Out yesterday in Early Access on Steam and Xbox Game Pass for PC, Scourgebringer is a roguelite that melds together platforming and combat. Your dash doubles as a forward attack and can be launched in any direction, even lifting you high up into the air if need be. Your sword slashes pull you slightly toward enemies and mitigate your descent, as if you were a tiny comet whipped into orbit around them as you pass by. It all feels a bit like an aerial ballet built around hack-’n’-slash combat; Golden Axe meets Crouching Tiger, Hidden Dragon.

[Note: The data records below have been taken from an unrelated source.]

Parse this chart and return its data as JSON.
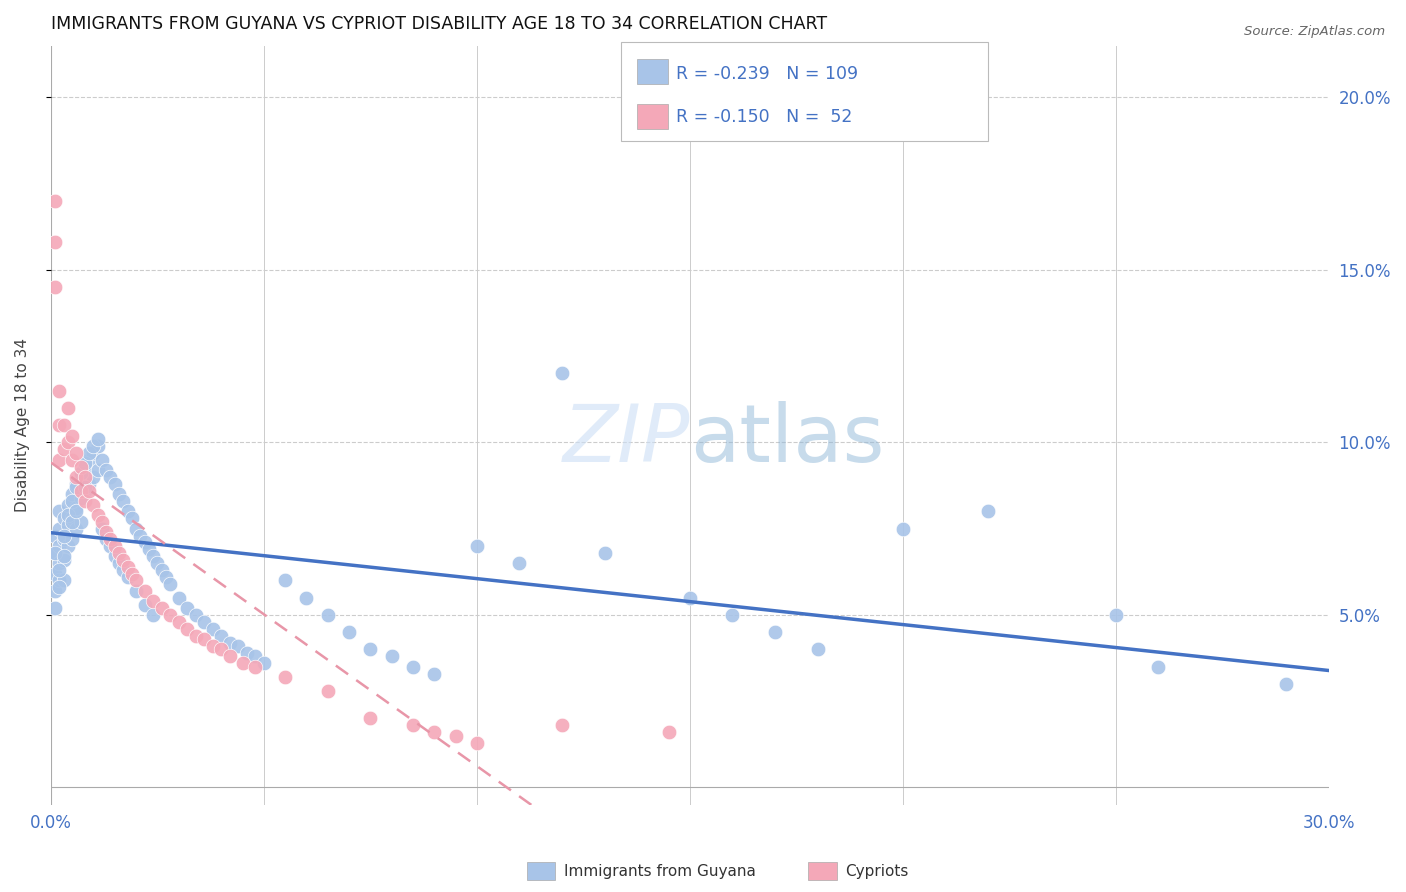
{
  "title": "IMMIGRANTS FROM GUYANA VS CYPRIOT DISABILITY AGE 18 TO 34 CORRELATION CHART",
  "source": "Source: ZipAtlas.com",
  "ylabel": "Disability Age 18 to 34",
  "xlim": [
    0.0,
    0.3
  ],
  "ylim": [
    -0.005,
    0.215
  ],
  "legend_r_guyana": "-0.239",
  "legend_n_guyana": "109",
  "legend_r_cypriot": "-0.150",
  "legend_n_cypriot": "52",
  "color_guyana": "#a8c4e8",
  "color_cypriot": "#f4a8b8",
  "color_trendline_guyana": "#4472c4",
  "color_trendline_cypriot": "#e896a8",
  "axis_label_color": "#4472c4",
  "guyana_x": [
    0.001,
    0.001,
    0.001,
    0.001,
    0.001,
    0.002,
    0.002,
    0.002,
    0.002,
    0.002,
    0.003,
    0.003,
    0.003,
    0.003,
    0.004,
    0.004,
    0.004,
    0.005,
    0.005,
    0.005,
    0.006,
    0.006,
    0.006,
    0.007,
    0.007,
    0.007,
    0.008,
    0.008,
    0.009,
    0.009,
    0.01,
    0.01,
    0.011,
    0.011,
    0.012,
    0.013,
    0.014,
    0.015,
    0.016,
    0.017,
    0.018,
    0.019,
    0.02,
    0.021,
    0.022,
    0.023,
    0.024,
    0.025,
    0.026,
    0.027,
    0.028,
    0.03,
    0.032,
    0.034,
    0.036,
    0.038,
    0.04,
    0.042,
    0.044,
    0.046,
    0.048,
    0.05,
    0.055,
    0.06,
    0.065,
    0.07,
    0.075,
    0.08,
    0.085,
    0.09,
    0.1,
    0.11,
    0.12,
    0.13,
    0.15,
    0.16,
    0.17,
    0.18,
    0.2,
    0.22,
    0.25,
    0.26,
    0.29,
    0.001,
    0.002,
    0.002,
    0.003,
    0.003,
    0.004,
    0.005,
    0.005,
    0.006,
    0.006,
    0.007,
    0.008,
    0.008,
    0.009,
    0.01,
    0.011,
    0.012,
    0.013,
    0.014,
    0.015,
    0.016,
    0.017,
    0.018,
    0.02,
    0.022,
    0.024
  ],
  "guyana_y": [
    0.073,
    0.068,
    0.062,
    0.057,
    0.052,
    0.08,
    0.075,
    0.07,
    0.065,
    0.06,
    0.078,
    0.072,
    0.066,
    0.06,
    0.082,
    0.076,
    0.07,
    0.085,
    0.078,
    0.072,
    0.088,
    0.081,
    0.075,
    0.091,
    0.084,
    0.077,
    0.093,
    0.086,
    0.095,
    0.088,
    0.097,
    0.09,
    0.099,
    0.092,
    0.095,
    0.092,
    0.09,
    0.088,
    0.085,
    0.083,
    0.08,
    0.078,
    0.075,
    0.073,
    0.071,
    0.069,
    0.067,
    0.065,
    0.063,
    0.061,
    0.059,
    0.055,
    0.052,
    0.05,
    0.048,
    0.046,
    0.044,
    0.042,
    0.041,
    0.039,
    0.038,
    0.036,
    0.06,
    0.055,
    0.05,
    0.045,
    0.04,
    0.038,
    0.035,
    0.033,
    0.07,
    0.065,
    0.12,
    0.068,
    0.055,
    0.05,
    0.045,
    0.04,
    0.075,
    0.08,
    0.05,
    0.035,
    0.03,
    0.068,
    0.063,
    0.058,
    0.073,
    0.067,
    0.079,
    0.083,
    0.077,
    0.087,
    0.08,
    0.091,
    0.094,
    0.087,
    0.097,
    0.099,
    0.101,
    0.075,
    0.072,
    0.07,
    0.067,
    0.065,
    0.063,
    0.061,
    0.057,
    0.053,
    0.05
  ],
  "cypriot_x": [
    0.001,
    0.001,
    0.001,
    0.002,
    0.002,
    0.002,
    0.003,
    0.003,
    0.004,
    0.004,
    0.005,
    0.005,
    0.006,
    0.006,
    0.007,
    0.007,
    0.008,
    0.008,
    0.009,
    0.01,
    0.011,
    0.012,
    0.013,
    0.014,
    0.015,
    0.016,
    0.017,
    0.018,
    0.019,
    0.02,
    0.022,
    0.024,
    0.026,
    0.028,
    0.03,
    0.032,
    0.034,
    0.036,
    0.038,
    0.04,
    0.042,
    0.045,
    0.048,
    0.055,
    0.065,
    0.075,
    0.085,
    0.09,
    0.095,
    0.1,
    0.12,
    0.145
  ],
  "cypriot_y": [
    0.17,
    0.158,
    0.145,
    0.115,
    0.105,
    0.095,
    0.105,
    0.098,
    0.11,
    0.1,
    0.102,
    0.095,
    0.097,
    0.09,
    0.093,
    0.086,
    0.09,
    0.083,
    0.086,
    0.082,
    0.079,
    0.077,
    0.074,
    0.072,
    0.07,
    0.068,
    0.066,
    0.064,
    0.062,
    0.06,
    0.057,
    0.054,
    0.052,
    0.05,
    0.048,
    0.046,
    0.044,
    0.043,
    0.041,
    0.04,
    0.038,
    0.036,
    0.035,
    0.032,
    0.028,
    0.02,
    0.018,
    0.016,
    0.015,
    0.013,
    0.018,
    0.016
  ]
}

You play as Kyhra, a white-maned warrior sent to unravel the mystery within a giant monolith, the previous explorers of which never returned. A tiny pixel sprite, she double-jumps, wall climbs, and is handy with a blaster when her katana won’t do the trick. Khyra feels like a kindred spirit to Celeste’s Madeline. She’s similarly floaty and agile, but her movements are all accompanied by the sharp end of a blade. I’m hardly the first to compare Scourgebringer to 2018’s excellent puzzle platformer, but it earns the resemblance.
The thing I love most about Scourgebringer is that enemies don’t hurt you when you run into them. Only colliding with their attacks will deplete your health meter, leaving you free to try to get in close, land a heavy blow to stun them, and then go to town shredding them like last year’s tax returns. A combo upgrade you get early on rewards you for chaining together different types of attacks without taking damage, and every hit restores ammunition for your gun, letting you take a step back every now and then to light the place up from afar.
The monolith itself is composed of dozens of procedurally-generated rooms spread out across multiple floors. Each one is composed of a boss, a mini-boss, a merchant, and an altar. Enemies drop blood, which can be used to purchase extra health or better weapons. The altar lets you choose between a random set of upgrades, like longer stun times for your heavy attack or doubling the amount of blood you currently have on hand.
Once you die, you’re sent back to a magical tree buried somewhere deep within the monolith. From there, you can use the orbs you’ve earned defeating bosses to unlock parts of a skill tree. While all of your other progress is lost, these new abilities stick with you, making each subsequent expedition a bit less punishing.
In theory, at least. After two hours I’ve only managed to beat the first boss. Fortunately, Scourgebringer’s snappy controls and beautiful pixel art are just as satisfying in death as they are in life.